Women interviewed in our study shared that initial treatment decisions happened when they learned of an unexpected pregnancy, often when presenting for emergent care in the setting of complications from injection drug use. These patients may benefit the most from MOUD to decrease periods of cravings and withdrawal and be able to engage in prenatal care and address co-occurring medical and psychiatric issues, yet they may not have the benefit of having established a trusting relationship with a clinician. Research should help to determine best practices for engaging pregnant people in early recovery or determine a shared decision-making process around treatment decisions that can occur across care settings in which long-term, trusting relationships between provider and patient can be formed.

Our findings indicate that, critically, providers must be transparent about local child protective services reporting practices in discussions with pregnant individuals. Mandated reporting policies of substance use in pregnancy vary by state (Guttmacher Institute, 2017), with an increasing number of states adopting punitive policies toward substance use in pregnancy over the past two decades (Faherty et al., 2019; Jarlenski et al., 2017), despite guidance from all leading public health and medical organizations that punitive policies lead to avoidance of care and worse birth outcomes for women and their children (American College of Obstetricians and Gynecologists (ACOG), 2017; American Society of Addiction Medicine, 2017; Patrick & Schiff, 2017). Participants interviewed for this study delivered in a state that currently interprets use of MOUD as a reason for filing a report of abuse or neglect (Massachusetts Department of Public Health, 2017). Conflation of neonatal opioid dependence and withdrawal from methadone or buprenorphine with child abuse, especially when withdrawal results from prescribed therapy, serves to increase stigma and discrimination for patients considering initiating or continuing MOUD during pregnancy and fuels parental fears that transient and treatable withdrawal signs cause “physical injury.” Mandated reporting disrupts a parent’s ability to view the decision to take MOUD as best medical advice, highlighting the complexity and necessity of incorporating reporting information into shared decision-making. Yet until MOUD exposure is decoupled from mandated reporting, even comprehensive counseling may be insufficient, because the perceived threat is great. Individuals with OUD should be able to make treatment decisions based on medical risks and benefits, in the same way that other therapies such as antidepressants are recommended, without the fear of child protective services reporting and investigation.

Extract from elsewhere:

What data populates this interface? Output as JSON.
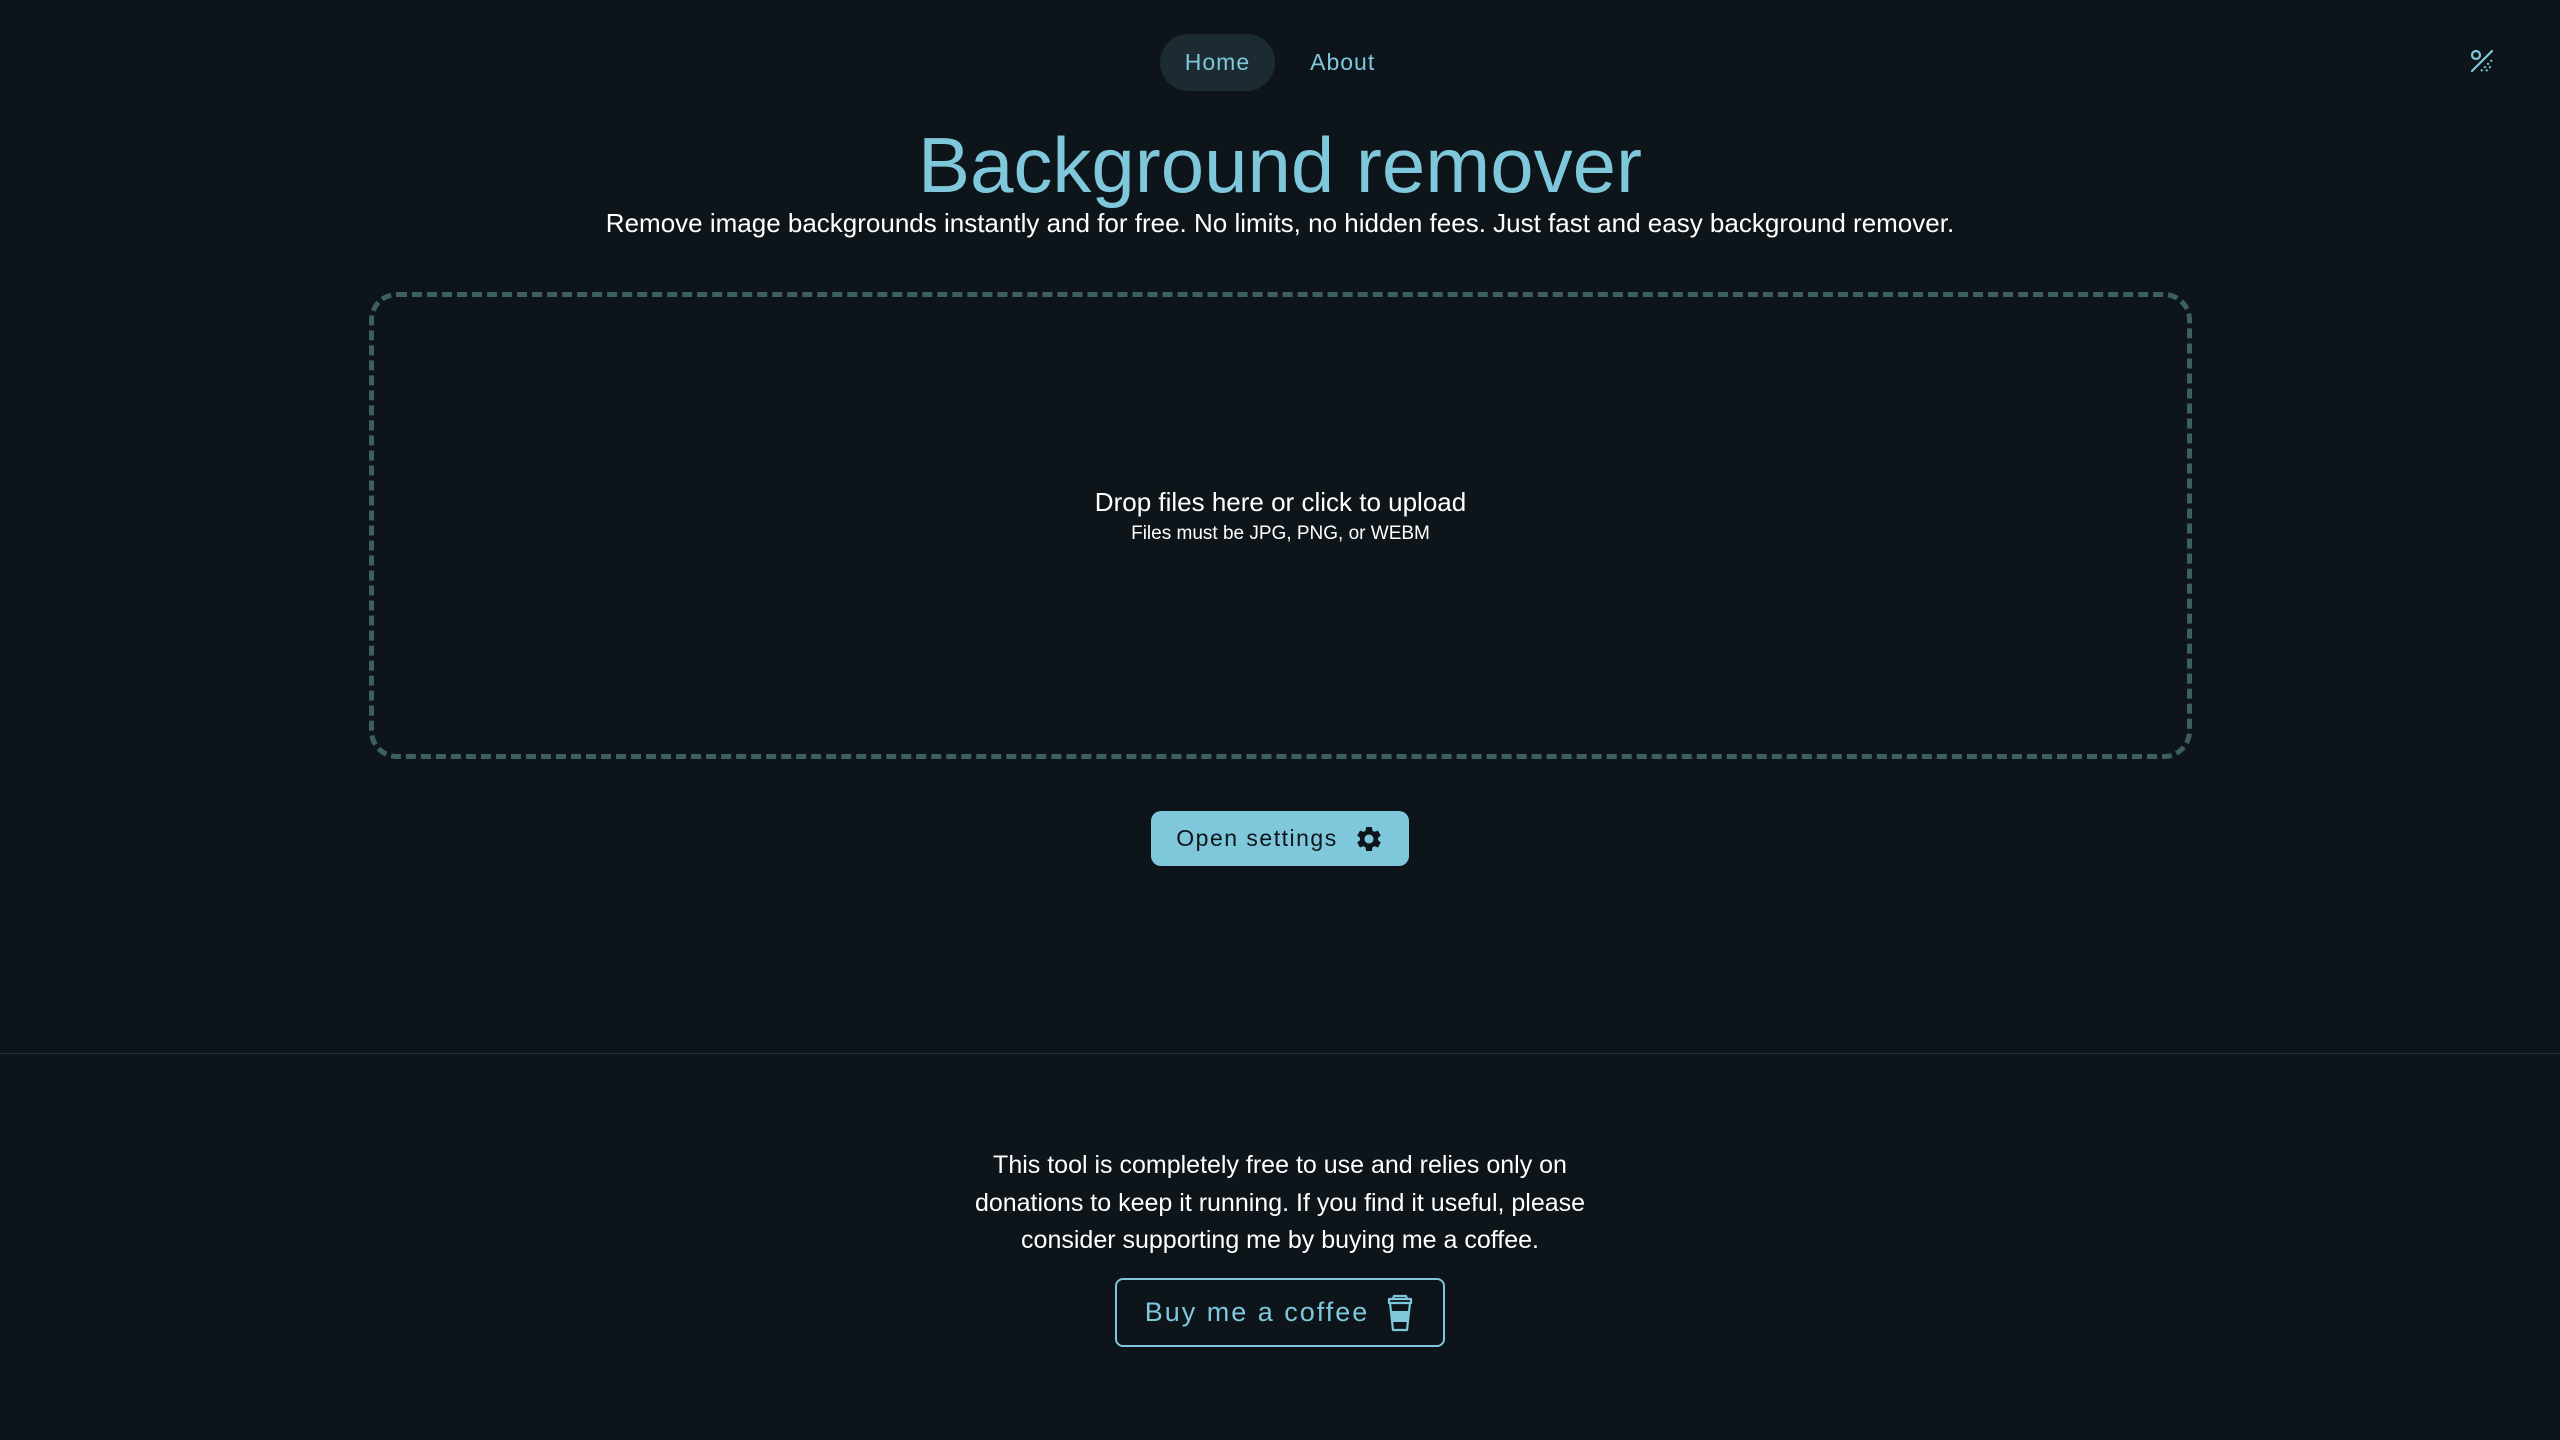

Our findings also highlight the challenges people face adhering to opioid treatment program requirements in the early postpartum period, including daily or even twice daily dosing while recovering from a delivery, bringing newborns and/or older children into methadone clinic environments, and adjusting to postpartum hormonal changes affecting medication dosing. Terplan and colleagues have described the dearth of childcare services at addiction clinics and the lack of gender-specific treatment services across the country (Terplan, Longinaker, & Appel, 2015). Improved and accessible childcare or even brief respite care options are needed to enable parents of young children to attend parenting groups and counseling. Further research could explore the novel use of nurse home visiting programs with visits to parent-infant dyads following delivery to address environmental challenges inherent in most treatment environments. Nurses could be trained to perform assessments for maternal sedation and provide daily methadone dosing while allowing the mother and infant to heal and bond at home together during a brief “parental leave,” which would promote parental rest over increasing exhaustion. This outreach approach would require building an understanding that the primary goal is support for the dyad, not investigation for potential infractions.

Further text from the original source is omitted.